Canal & River Trust looks after and brings to life 2,000 miles of waterways and believes life is better by water.
Research shows spending time by water, whether it be your lunchbreak, daily commute or just a weekend stroll, really can make us feel happier and healthier.
With ever increasing rates of obesity, stress and declining mental health in the UK, the Canal & River Trust is uniquely placed to make a significant contribution to improving the wellbeing of millions of people. The canals and rivers run through some of the most heavily populated communities in England and Wales, providing accessible blue and green space where it’s needed the most.
The Canal & River Trust works with volunteers and communities to transform canals and rivers into spaces where local people want to spend time and feel better.
The work involves not only looking after the waterways but promoting them widely to the eight million plus people who have waterways on their doorstep so that many more people can benefit from this free, local and accessible resource.

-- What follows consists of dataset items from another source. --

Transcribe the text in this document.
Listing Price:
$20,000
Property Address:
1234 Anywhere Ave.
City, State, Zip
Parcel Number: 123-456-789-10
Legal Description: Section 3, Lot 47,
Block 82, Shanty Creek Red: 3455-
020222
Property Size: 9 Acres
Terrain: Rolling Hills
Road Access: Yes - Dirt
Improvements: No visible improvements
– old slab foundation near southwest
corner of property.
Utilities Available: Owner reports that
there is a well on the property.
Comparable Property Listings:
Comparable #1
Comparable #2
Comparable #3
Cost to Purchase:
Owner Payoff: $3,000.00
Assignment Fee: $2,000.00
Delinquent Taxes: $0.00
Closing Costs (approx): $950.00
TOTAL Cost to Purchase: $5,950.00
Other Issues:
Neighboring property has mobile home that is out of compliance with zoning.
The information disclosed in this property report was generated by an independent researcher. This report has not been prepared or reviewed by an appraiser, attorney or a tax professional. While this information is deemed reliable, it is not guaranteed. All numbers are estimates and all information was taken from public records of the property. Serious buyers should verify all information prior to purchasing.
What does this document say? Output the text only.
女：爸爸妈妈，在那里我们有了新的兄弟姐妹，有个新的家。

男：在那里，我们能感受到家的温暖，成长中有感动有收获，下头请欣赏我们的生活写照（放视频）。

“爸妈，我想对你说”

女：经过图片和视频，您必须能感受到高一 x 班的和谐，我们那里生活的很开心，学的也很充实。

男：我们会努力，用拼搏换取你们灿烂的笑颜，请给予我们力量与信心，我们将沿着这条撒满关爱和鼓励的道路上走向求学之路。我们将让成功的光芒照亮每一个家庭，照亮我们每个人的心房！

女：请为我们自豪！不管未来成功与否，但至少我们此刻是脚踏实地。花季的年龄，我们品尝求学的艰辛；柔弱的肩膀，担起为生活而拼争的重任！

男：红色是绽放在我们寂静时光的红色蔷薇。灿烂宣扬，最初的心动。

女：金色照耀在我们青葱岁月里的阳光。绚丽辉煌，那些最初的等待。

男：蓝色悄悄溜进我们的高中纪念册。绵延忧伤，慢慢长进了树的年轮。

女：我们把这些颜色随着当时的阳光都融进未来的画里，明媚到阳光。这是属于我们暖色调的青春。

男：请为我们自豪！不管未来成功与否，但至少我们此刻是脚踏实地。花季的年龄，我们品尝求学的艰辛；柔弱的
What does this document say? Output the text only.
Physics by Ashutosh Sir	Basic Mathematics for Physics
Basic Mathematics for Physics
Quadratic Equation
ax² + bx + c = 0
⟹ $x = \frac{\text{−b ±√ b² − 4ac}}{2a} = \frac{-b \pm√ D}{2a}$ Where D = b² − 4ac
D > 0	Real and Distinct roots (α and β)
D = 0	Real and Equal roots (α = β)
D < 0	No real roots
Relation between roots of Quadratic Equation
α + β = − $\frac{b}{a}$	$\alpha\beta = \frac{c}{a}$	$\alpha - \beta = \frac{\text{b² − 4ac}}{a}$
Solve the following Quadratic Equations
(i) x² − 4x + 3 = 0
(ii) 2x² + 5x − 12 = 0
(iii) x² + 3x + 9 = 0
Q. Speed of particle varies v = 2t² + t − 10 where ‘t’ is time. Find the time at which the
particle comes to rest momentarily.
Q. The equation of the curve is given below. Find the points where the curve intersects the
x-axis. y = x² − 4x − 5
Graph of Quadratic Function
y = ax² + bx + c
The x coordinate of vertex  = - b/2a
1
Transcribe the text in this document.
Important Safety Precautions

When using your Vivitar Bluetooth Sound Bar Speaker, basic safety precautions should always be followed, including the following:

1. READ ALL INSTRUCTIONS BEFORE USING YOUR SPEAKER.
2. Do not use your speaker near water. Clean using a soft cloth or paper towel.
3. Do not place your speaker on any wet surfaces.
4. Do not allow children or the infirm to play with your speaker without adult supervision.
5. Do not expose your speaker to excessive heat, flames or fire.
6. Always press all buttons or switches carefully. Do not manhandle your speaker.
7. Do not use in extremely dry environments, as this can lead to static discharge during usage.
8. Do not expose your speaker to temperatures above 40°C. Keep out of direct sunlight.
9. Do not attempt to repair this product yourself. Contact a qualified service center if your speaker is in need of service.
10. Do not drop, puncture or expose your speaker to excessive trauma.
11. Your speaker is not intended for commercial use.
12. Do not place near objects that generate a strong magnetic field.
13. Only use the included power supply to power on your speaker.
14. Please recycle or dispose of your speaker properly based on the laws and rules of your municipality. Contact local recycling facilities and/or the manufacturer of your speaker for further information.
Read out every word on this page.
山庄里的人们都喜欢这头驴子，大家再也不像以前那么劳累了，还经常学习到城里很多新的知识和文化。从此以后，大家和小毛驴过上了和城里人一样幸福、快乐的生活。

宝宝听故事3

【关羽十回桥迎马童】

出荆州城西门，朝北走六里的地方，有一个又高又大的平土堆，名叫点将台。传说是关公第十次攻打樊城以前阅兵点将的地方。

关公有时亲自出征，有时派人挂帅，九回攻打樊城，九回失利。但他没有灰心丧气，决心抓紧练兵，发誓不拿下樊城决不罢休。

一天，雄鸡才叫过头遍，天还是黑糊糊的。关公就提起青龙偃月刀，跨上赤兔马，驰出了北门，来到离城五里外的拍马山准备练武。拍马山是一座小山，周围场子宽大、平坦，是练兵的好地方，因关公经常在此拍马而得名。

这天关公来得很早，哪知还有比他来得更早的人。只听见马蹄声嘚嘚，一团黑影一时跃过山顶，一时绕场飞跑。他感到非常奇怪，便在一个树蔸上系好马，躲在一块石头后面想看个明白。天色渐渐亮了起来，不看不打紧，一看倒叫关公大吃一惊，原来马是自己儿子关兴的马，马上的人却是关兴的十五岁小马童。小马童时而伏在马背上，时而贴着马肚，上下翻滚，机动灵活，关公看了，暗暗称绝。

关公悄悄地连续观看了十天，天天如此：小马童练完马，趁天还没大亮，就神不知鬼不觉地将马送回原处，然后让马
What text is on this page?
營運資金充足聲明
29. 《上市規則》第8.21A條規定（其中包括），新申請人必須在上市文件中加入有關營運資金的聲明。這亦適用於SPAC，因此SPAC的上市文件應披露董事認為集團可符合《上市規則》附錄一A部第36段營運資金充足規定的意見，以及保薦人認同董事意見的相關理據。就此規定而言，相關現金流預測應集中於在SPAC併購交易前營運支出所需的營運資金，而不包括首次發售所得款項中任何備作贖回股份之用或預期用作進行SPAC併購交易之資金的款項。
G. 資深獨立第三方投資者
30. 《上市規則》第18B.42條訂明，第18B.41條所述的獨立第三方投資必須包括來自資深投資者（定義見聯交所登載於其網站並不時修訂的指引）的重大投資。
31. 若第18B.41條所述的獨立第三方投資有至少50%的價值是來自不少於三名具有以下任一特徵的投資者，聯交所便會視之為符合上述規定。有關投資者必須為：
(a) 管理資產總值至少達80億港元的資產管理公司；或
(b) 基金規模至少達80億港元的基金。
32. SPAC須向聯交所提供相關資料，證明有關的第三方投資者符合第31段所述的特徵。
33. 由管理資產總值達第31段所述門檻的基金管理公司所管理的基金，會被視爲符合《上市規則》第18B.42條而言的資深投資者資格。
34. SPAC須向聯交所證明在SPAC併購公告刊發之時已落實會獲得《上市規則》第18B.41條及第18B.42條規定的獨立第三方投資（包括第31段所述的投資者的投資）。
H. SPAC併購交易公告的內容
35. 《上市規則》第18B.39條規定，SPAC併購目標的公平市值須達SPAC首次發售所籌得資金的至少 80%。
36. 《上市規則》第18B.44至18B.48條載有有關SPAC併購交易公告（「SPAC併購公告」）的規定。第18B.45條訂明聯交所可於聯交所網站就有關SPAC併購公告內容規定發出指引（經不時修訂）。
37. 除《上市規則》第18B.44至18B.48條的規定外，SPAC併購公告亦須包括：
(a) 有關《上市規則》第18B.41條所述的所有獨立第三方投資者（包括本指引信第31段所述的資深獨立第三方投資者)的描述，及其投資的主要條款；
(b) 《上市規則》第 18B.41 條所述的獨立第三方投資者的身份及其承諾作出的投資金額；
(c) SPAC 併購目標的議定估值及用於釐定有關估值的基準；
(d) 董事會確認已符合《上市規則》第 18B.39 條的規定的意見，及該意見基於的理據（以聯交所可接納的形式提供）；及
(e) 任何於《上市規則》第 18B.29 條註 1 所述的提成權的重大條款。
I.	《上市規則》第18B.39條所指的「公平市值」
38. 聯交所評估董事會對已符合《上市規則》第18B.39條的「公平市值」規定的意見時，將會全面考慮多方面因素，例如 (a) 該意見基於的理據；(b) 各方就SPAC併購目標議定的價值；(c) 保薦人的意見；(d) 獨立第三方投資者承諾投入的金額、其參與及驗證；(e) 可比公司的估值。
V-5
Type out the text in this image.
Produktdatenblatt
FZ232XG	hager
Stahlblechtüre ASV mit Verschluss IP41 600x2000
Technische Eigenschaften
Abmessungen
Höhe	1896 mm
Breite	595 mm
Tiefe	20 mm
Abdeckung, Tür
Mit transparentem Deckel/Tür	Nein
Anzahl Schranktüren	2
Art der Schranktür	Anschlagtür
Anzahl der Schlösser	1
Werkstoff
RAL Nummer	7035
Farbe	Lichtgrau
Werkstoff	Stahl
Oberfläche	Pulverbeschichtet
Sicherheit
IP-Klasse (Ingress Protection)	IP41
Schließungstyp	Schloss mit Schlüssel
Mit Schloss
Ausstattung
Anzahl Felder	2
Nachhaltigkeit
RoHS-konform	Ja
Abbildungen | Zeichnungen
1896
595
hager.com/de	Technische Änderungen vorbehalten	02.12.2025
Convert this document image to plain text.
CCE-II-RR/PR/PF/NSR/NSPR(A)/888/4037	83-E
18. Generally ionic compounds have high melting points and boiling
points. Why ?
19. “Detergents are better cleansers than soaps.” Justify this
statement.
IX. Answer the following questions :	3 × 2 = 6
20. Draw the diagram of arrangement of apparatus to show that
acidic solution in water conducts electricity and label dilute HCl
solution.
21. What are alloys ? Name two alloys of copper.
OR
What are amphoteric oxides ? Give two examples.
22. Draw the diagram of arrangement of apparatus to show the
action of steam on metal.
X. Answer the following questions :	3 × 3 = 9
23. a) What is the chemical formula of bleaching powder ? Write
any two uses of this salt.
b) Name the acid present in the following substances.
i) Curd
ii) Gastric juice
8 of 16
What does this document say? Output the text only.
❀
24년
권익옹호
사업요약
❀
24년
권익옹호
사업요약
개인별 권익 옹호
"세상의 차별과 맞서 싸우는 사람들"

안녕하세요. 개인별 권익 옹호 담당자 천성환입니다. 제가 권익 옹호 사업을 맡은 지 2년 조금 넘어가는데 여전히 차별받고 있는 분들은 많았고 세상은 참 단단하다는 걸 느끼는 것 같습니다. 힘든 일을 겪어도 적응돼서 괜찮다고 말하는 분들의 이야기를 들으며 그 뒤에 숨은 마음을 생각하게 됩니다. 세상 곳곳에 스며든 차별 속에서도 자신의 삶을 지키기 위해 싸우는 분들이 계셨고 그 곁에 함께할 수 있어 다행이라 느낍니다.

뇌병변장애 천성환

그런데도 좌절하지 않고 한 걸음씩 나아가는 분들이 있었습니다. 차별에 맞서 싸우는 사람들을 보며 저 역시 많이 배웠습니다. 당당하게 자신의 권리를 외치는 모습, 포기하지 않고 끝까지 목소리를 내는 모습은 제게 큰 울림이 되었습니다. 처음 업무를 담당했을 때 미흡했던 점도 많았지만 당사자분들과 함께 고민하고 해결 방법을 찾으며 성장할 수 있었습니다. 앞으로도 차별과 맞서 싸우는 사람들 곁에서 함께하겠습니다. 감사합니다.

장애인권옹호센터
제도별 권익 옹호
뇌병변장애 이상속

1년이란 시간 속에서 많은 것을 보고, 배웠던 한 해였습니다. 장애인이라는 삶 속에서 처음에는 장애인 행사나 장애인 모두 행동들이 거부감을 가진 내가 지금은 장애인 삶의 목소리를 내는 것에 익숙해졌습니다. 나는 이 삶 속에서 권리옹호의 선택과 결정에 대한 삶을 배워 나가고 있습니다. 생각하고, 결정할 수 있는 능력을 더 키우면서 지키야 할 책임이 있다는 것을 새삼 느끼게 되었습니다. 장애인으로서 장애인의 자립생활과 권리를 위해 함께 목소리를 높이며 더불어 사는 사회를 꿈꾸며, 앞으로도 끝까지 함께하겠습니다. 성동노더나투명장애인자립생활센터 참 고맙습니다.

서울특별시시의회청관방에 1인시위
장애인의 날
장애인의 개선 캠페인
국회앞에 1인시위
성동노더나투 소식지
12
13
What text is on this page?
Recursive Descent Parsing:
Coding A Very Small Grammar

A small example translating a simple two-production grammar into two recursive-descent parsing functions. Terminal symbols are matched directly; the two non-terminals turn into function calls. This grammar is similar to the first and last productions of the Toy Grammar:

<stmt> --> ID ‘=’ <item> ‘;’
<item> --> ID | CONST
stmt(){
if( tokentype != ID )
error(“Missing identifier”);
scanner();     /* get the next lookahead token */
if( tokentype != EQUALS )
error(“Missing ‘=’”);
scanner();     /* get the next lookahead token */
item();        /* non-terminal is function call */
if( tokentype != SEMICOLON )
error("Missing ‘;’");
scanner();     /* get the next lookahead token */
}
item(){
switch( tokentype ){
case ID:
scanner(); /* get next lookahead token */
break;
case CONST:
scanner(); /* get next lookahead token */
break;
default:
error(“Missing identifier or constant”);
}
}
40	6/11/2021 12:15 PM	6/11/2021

This month Canal & River Trust has a focus on their plastic pollution initiative, #PlasticsChallenge Campaign. New research reveals that lack of equipment is a key barrier to families picking up litter so this February, Canal & River Trust is inviting adults and children to their local canal with an awareness campaign, backed up by the limited offer of handheld litter pickers.
Getting outdoors and taking action to help the environment can inspire a satisfying feel-good factor for adults and children alike. This activity helps to protect local wildlife and enhance the waterway environment, with the wider benefit of protecting nature impacted by plastic pollution downstream.
Players are supporting this project as part of the Postcode Climate Challenge initiative, which has provided 12 charities with an additional £24 million in funding for tackling climate change.
Canal & River Trust hopes that by supporting local families to become #PlasticsChallenge champions, it will help prevent some of the half a million pieces of plastic currently reaching the oceans every year along its canals and rivers.